En revanche, la pulpeuse Charlize Theron était là pour In the Valley of Elah où elle incarne une terne femme policier, mère seule, qui aide un vieil ex-militaire à retrouver son fils soldat, disparu après son retour d'Irak.

Comme Redacted, film coup-de-poing de Brian De Palma sur le viol d'une fillette irakienne par des soldats américains montré la veille, In the Valley of Elah s'inspire de faits réels.

Paul Haggis, 54 ans, Canadien installé à Hollywood et scénariste chevronné (Million dollar baby, Crash) y explore les conséquences de cette sale guerre sur la jeunesse et les idéaux de l'Amérique.

Cette fiction aux accents de polar montre de jeunes soldats dont la détresse psychologique et la perte de repères sont telles à leur retour d'Irak qu'ils boivent, se droguent, fréquentent les prostituées ou violentent leur compagne.

La chute morale de l'Amérique est illustrée par l'opposition entre cette jeunesse sacrifiée et Hank Deerfield (Tommy Lee Jones, excellent), militaire retraité, un homme patriote à la moralité d'acier et aux manières raides.

Susan Sarandon endosse le rôle un peu mince d'une parfaite «mater dolorosa» dans ce film de bonne facture hollywoodienne, où Haggis invoque de façon très explicite la «vraie» Amérique, symbolisée par la Bible ou la bannière étoilée.

Samedi, le festival (29 août-8 septembre) découvrait aussi deux autres films en lice pour le Lion d'or: Les amours d'Astrée et de Céladon du Français Eric Rohmer et It's a Free World de Ken Loach.
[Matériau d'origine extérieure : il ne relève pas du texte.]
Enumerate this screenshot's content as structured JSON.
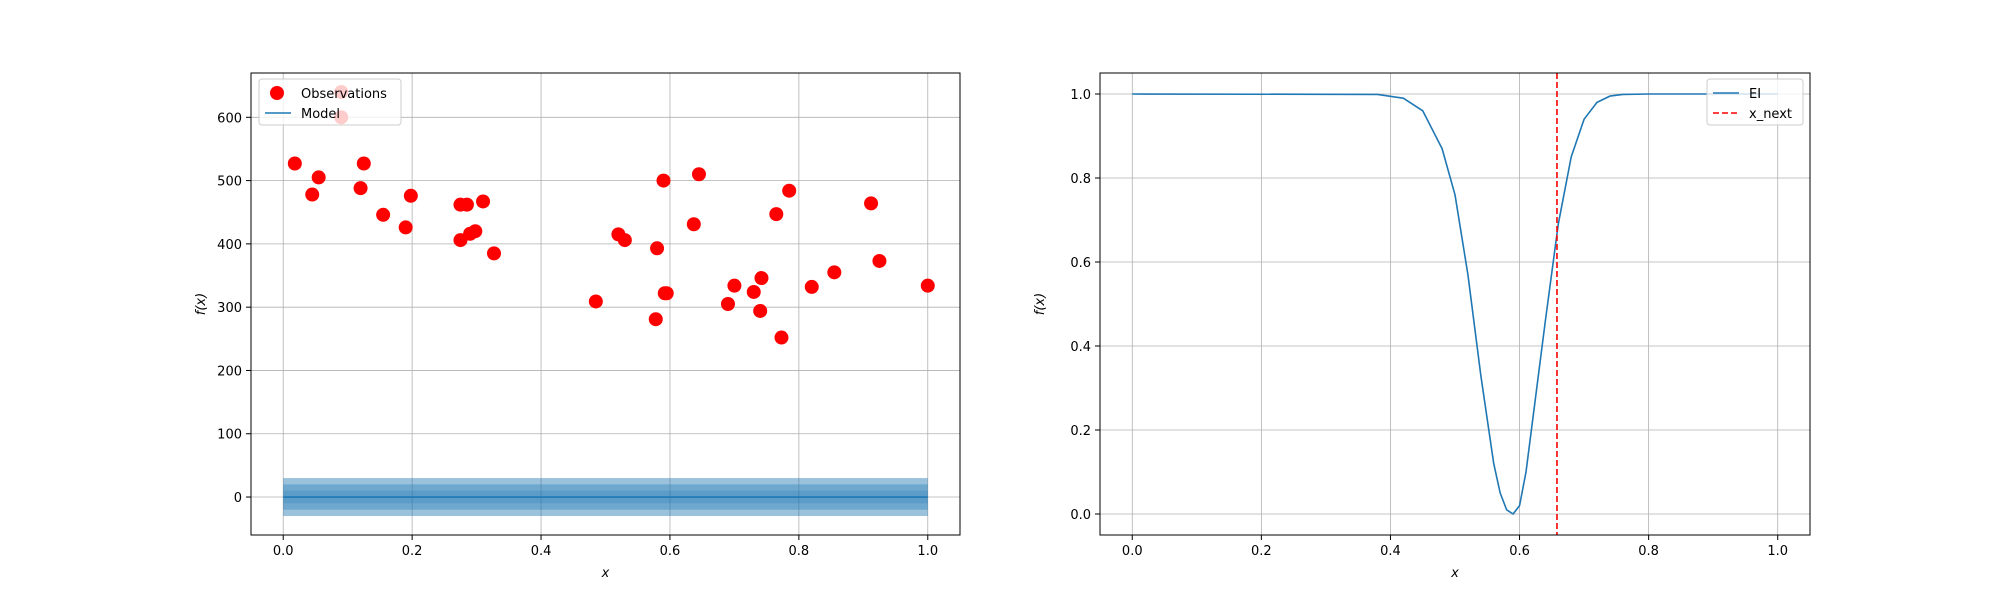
{
  "chart_data": [
    {
      "type": "scatter",
      "xlabel": "x",
      "ylabel": "f(x)",
      "xlim": [
        -0.05,
        1.05
      ],
      "ylim": [
        -60,
        670
      ],
      "xticks": [
        0.0,
        0.2,
        0.4,
        0.6,
        0.8,
        1.0
      ],
      "xtick_labels": [
        "0.0",
        "0.2",
        "0.4",
        "0.6",
        "0.8",
        "1.0"
      ],
      "yticks": [
        0,
        100,
        200,
        300,
        400,
        500,
        600
      ],
      "ytick_labels": [
        "0",
        "100",
        "200",
        "300",
        "400",
        "500",
        "600"
      ],
      "grid": true,
      "legend_position": "top-left",
      "series": [
        {
          "name": "Observations",
          "type": "scatter",
          "color": "#ff0000",
          "x": [
            0.018,
            0.045,
            0.055,
            0.09,
            0.09,
            0.12,
            0.125,
            0.155,
            0.19,
            0.198,
            0.275,
            0.275,
            0.285,
            0.29,
            0.298,
            0.31,
            0.327,
            0.485,
            0.52,
            0.53,
            0.578,
            0.58,
            0.59,
            0.592,
            0.595,
            0.637,
            0.645,
            0.69,
            0.7,
            0.73,
            0.74,
            0.742,
            0.765,
            0.773,
            0.785,
            0.82,
            0.855,
            0.912,
            0.925,
            1.0
          ],
          "y": [
            527,
            478,
            505,
            640,
            600,
            488,
            527,
            446,
            426,
            476,
            406,
            462,
            462,
            416,
            420,
            467,
            385,
            309,
            415,
            406,
            281,
            393,
            500,
            322,
            322,
            431,
            510,
            305,
            334,
            324,
            294,
            346,
            447,
            252,
            484,
            332,
            355,
            464,
            373,
            334
          ]
        },
        {
          "name": "Model",
          "type": "line",
          "color": "#1f77b4",
          "x": [
            0.0,
            1.0
          ],
          "y": [
            0,
            0
          ],
          "bands": [
            10,
            20,
            30
          ]
        }
      ]
    },
    {
      "type": "line",
      "xlabel": "x",
      "ylabel": "f(x)",
      "xlim": [
        -0.05,
        1.05
      ],
      "ylim": [
        -0.05,
        1.05
      ],
      "xticks": [
        0.0,
        0.2,
        0.4,
        0.6,
        0.8,
        1.0
      ],
      "xtick_labels": [
        "0.0",
        "0.2",
        "0.4",
        "0.6",
        "0.8",
        "1.0"
      ],
      "yticks": [
        0.0,
        0.2,
        0.4,
        0.6,
        0.8,
        1.0
      ],
      "ytick_labels": [
        "0.0",
        "0.2",
        "0.4",
        "0.6",
        "0.8",
        "1.0"
      ],
      "grid": true,
      "legend_position": "top-right",
      "series": [
        {
          "name": "EI",
          "type": "line",
          "color": "#1f77b4",
          "x": [
            0.0,
            0.38,
            0.42,
            0.45,
            0.48,
            0.5,
            0.52,
            0.54,
            0.56,
            0.57,
            0.58,
            0.59,
            0.6,
            0.61,
            0.62,
            0.64,
            0.66,
            0.68,
            0.7,
            0.72,
            0.74,
            0.76,
            0.8,
            1.0
          ],
          "y": [
            1.0,
            0.999,
            0.99,
            0.96,
            0.87,
            0.76,
            0.57,
            0.33,
            0.12,
            0.05,
            0.01,
            0.0,
            0.02,
            0.1,
            0.22,
            0.46,
            0.69,
            0.85,
            0.94,
            0.98,
            0.995,
            0.999,
            1.0,
            1.0
          ]
        },
        {
          "name": "x_next",
          "type": "vline",
          "color": "#ff0000",
          "x": 0.658
        }
      ]
    }
  ]
}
Fidèle à son cinéma réaliste et humain qui traque inlassablement l'injustice sociale (Sweet sixteen, The Wind that Shakes the Barley), Ken Loach décrypte les rouages de l'économie mondialisée, qui met à disposition des entreprises des déshérités du monde entier, main d'oeuvre peu chère et corvéable à merci.

Servi par des comédiens non professionnels tous remarquables, comme souvent chez Loach, le film déroule un excellent scénario, émouvant et aux personnages complexes, qui fait affleurer une réalité sociale noire, mais pas désespérante.

Angie - Kierston Wareing, vraie révélation -, est une maman célibataire qui affronte la vie crânement, sous ses allures de Pamela Anderson de banlieue.

Mise à la porte d'une entreprise de recrutement en Pologne, elle rentre à Londres pour fonder avec une amie une agence d'intérim, qui donne à des travailleurs sans papiers, ukrainiens, polonais ou afghans, des emplois non qualifiés d'«un jour, une semaine ou un mois», en toute illégalité.

Une fois prise dans l'engrenage de l'argent facile, cette jeune femme attachante ira de plus en plus loin dans l'exploitation de la détresse humaine.

Très américaine cette année, la Mostra accueillera dans les prochains jours, en provenance des États-Unis, I'm not there de Todd Haynes sur la vie de Bob Dylan, ou encore The Darjeeling limited de Wes Anderson.